In Q2, Twitter reported $0.20 in earnings per share which topped expectations of $0.07 per share. Revenue also beat at $1.19 billion vs expectations of $1.07 billion. This was a 74% increase compared to last year's Q2 and was a significant acceleration from 28% growth in the last quarter and was the fastest growth since 2014.

However, monthly daily active users came in slightly below expectations at 206 million vs 206.2 million. Yet, the company said that its monetizable daily active user count increased by 11%.

The company is also aggressively promoting its first subscription service which gives users access to more premium features such as an undo tweet button. It also launched its Clubhouse competitor Twitter Spaces which enables an audio chat for mobile users. It also introduced a Tip Jar feature and plans to launch a SubStack competitor for premium newsletters soon.

Twitter has done a poor job of monetizing the attention it commands. Many companies, brands, and following have been built on the platform, but they go off it for actual commercial transactions. For example, many Twitter Power users built significant followings and then monetized them through a premium Substack newsletter. Now, Twitter is looking to bring some portion of this back to the platform.
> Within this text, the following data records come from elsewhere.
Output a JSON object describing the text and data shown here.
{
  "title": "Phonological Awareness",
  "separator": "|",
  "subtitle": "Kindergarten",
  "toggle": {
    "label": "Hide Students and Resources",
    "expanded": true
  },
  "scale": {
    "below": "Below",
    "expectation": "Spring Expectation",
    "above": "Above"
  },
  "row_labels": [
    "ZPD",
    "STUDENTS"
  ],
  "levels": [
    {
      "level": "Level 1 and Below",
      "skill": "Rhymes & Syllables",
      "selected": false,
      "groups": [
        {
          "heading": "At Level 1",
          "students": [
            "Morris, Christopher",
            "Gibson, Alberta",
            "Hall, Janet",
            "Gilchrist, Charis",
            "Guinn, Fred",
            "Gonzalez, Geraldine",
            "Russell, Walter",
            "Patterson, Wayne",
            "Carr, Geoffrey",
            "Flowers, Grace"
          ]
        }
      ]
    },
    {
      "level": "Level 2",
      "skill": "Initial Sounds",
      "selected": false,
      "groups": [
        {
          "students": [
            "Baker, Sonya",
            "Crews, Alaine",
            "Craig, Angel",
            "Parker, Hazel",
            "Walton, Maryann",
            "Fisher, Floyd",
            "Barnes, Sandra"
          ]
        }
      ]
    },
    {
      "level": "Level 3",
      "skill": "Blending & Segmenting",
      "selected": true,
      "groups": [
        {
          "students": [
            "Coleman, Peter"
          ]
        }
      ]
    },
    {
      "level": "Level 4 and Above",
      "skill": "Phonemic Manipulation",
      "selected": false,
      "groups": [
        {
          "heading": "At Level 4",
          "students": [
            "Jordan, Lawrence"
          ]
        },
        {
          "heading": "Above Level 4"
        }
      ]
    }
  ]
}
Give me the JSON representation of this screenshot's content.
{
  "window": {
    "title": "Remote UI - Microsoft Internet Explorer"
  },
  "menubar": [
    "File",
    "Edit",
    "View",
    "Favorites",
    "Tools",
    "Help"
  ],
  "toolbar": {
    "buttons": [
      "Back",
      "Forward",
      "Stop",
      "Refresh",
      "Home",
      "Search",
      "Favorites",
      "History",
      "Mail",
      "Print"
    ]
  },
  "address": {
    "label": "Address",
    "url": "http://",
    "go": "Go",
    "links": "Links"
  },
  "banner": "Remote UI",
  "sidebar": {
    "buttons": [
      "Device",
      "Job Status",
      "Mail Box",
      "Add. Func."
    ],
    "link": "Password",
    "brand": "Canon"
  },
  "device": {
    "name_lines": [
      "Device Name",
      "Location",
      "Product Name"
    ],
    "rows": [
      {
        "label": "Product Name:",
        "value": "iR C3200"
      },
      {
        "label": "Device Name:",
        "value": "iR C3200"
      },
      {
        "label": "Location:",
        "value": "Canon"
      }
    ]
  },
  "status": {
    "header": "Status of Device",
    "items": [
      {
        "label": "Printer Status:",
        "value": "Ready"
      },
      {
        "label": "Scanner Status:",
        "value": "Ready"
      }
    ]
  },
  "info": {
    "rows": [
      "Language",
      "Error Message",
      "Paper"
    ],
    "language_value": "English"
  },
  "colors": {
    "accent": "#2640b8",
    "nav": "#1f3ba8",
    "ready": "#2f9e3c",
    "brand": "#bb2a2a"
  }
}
Next quarter, Twitter forecasts $1.22 billion and $1.3 billion in revenue which was above expectations of $1.17 billion. It did warn that hiring and expenses would increase by 30% as it invests in these endeavors.

Stock Price Outlook

Twitter has been a significant underperformer relative to its peers in the social media space. Despite that, investors should keep the stock on the radar as it has so much attention and influence that it seems inevitable that the company will able to figure out monetization like so many other platforms. Despite the lackluster market reaction to this earnings report, it's encouraging that the company is taking some small steps towards making it happen.